2) Your partner is NOT your enemy
When resolving conflict, it is important to bear in mind that our partner is not our enemy. This may sound strange but what it really means is being mindful that we don’t use language or a tone that we would later regret. Because this person we are having a disagreement is someone we love. How we speak to them when in disagreement or during an argument show how we respect them even when we have different views on things.
3) Don’t rehash past mistakes
When your partner has done something, which upsets you and perhaps this has occurred previously, don’t list out the past mistakes when resolving the current situation. By doing so, it makes your partner feel like he/she is at fault and you come across as a critical judge. This doesn’t clear what is brewing at the moment. So the way to tackle it is to ask him/her how you can help him/her so that there is an understanding from an emotional space of how to resolve this from the core.
4) Remind them you love them
This may sound odd especially when this person (at the moment) has gotten on your nerves. The reason it is important to step back from the space of anger or frustration and tell them you still love them is because when we are upset at our partner; it can come across as we no longer love them. The anger mounts up and the energy felt is the opposite of love. So being explicit and telling them you love them and want to clear the air shows not just maturity but it also reminds him or her that you both are on the same team even when there is a conflict between the both of you.

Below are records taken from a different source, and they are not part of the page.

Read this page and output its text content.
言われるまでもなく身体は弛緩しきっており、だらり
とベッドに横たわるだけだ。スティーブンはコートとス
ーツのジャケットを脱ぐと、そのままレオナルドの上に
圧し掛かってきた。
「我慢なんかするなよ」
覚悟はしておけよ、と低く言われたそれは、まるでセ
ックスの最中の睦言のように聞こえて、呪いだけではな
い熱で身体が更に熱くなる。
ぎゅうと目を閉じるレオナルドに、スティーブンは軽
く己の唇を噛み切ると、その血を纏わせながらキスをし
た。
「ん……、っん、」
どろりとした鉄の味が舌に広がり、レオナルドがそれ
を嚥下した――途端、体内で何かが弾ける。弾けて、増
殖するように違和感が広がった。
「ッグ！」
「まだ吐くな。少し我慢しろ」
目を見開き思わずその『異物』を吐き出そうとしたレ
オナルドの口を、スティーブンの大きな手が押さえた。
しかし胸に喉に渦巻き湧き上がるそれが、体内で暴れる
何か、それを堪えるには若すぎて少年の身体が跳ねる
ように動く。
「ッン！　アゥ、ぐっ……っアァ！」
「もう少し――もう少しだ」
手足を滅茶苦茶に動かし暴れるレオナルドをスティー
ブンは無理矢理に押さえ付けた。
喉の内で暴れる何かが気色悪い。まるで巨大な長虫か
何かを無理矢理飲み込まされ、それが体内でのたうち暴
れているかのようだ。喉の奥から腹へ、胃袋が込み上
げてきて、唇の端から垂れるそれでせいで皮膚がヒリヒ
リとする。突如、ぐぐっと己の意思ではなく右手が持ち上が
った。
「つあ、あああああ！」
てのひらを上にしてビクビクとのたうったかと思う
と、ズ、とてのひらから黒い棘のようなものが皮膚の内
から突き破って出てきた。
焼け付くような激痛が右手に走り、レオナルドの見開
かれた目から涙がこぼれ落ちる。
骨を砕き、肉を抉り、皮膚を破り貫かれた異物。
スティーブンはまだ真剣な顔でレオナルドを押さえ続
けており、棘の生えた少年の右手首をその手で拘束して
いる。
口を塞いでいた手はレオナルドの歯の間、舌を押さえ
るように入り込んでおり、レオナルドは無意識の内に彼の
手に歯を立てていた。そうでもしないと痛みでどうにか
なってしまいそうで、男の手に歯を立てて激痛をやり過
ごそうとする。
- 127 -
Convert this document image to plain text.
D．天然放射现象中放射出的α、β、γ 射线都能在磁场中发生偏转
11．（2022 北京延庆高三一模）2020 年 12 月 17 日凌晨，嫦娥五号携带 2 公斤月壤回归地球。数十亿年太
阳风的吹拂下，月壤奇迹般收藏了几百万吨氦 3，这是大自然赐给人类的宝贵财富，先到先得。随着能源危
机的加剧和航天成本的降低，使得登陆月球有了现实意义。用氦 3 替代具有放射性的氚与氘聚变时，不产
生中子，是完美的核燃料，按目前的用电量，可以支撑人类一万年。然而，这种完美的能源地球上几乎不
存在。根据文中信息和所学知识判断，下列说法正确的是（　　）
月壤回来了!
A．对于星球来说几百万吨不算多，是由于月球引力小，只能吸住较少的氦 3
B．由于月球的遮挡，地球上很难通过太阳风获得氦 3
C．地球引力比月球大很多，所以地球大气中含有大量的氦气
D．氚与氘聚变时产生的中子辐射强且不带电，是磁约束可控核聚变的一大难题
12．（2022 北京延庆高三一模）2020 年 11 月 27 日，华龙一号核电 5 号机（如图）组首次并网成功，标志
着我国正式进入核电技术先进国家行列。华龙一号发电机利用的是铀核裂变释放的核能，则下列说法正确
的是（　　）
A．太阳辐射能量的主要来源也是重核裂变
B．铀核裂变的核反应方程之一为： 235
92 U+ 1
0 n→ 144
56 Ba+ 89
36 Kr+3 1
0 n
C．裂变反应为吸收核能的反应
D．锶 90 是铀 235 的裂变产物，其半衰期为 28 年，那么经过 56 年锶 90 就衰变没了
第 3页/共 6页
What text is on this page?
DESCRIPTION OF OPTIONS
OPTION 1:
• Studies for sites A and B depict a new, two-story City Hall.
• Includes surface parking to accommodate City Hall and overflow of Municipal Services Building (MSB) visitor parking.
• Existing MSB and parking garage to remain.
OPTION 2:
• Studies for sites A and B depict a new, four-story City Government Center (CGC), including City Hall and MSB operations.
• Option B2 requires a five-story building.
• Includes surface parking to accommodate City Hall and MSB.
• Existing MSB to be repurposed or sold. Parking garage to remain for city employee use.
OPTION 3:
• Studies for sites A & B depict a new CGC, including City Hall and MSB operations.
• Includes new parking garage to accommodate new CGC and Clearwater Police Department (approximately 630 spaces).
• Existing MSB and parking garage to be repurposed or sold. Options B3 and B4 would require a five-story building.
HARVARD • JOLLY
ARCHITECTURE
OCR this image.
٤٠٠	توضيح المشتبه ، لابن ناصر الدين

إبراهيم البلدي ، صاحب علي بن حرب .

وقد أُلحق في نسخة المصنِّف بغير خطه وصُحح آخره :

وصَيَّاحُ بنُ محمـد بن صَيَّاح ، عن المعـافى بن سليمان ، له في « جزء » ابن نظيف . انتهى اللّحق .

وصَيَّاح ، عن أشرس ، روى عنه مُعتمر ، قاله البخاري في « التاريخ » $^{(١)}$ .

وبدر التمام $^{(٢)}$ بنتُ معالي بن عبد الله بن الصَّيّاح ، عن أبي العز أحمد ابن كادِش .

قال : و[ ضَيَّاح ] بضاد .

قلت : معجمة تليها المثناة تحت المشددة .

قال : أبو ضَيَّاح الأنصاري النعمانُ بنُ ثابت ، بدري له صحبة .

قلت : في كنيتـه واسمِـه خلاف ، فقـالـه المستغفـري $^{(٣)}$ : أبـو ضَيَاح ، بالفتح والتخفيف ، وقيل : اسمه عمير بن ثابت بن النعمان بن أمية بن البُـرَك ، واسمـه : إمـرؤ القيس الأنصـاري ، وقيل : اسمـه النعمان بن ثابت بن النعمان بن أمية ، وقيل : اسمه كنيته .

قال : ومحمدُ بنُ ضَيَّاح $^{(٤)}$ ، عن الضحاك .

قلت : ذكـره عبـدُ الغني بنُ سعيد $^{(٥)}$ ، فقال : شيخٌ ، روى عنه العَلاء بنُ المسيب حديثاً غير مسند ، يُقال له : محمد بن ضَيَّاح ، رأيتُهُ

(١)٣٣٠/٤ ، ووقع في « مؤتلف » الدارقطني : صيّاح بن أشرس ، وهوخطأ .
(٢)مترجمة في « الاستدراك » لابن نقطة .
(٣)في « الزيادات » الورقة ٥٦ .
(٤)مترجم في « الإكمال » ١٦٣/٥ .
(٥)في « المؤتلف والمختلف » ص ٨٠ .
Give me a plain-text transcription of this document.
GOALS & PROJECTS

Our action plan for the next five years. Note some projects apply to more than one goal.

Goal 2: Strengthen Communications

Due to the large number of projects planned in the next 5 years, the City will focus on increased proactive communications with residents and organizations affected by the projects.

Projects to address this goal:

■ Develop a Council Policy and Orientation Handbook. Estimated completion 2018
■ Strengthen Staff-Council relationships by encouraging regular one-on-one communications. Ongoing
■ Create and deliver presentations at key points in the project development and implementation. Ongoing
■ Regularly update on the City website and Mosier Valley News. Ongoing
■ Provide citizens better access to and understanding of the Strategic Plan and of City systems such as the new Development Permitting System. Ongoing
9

Resolving conflict is like learning a new hobby. It isn’t something one can grasp and master overnight. It is a constant figuring out together what words, tone and gestures help in clearing the air. Most importantly, just because one approach didn’t work (for you both) it doesn’t mean you or your partner aren’t cut out for it. It is always easier to scream and shout but it creates a greater divide. So come back to the present moment, look at your loved one and remind yourself that these skills are important to bring you both even closer. And don’t forget to kiss and make up because a long passionate kiss says a thousand words!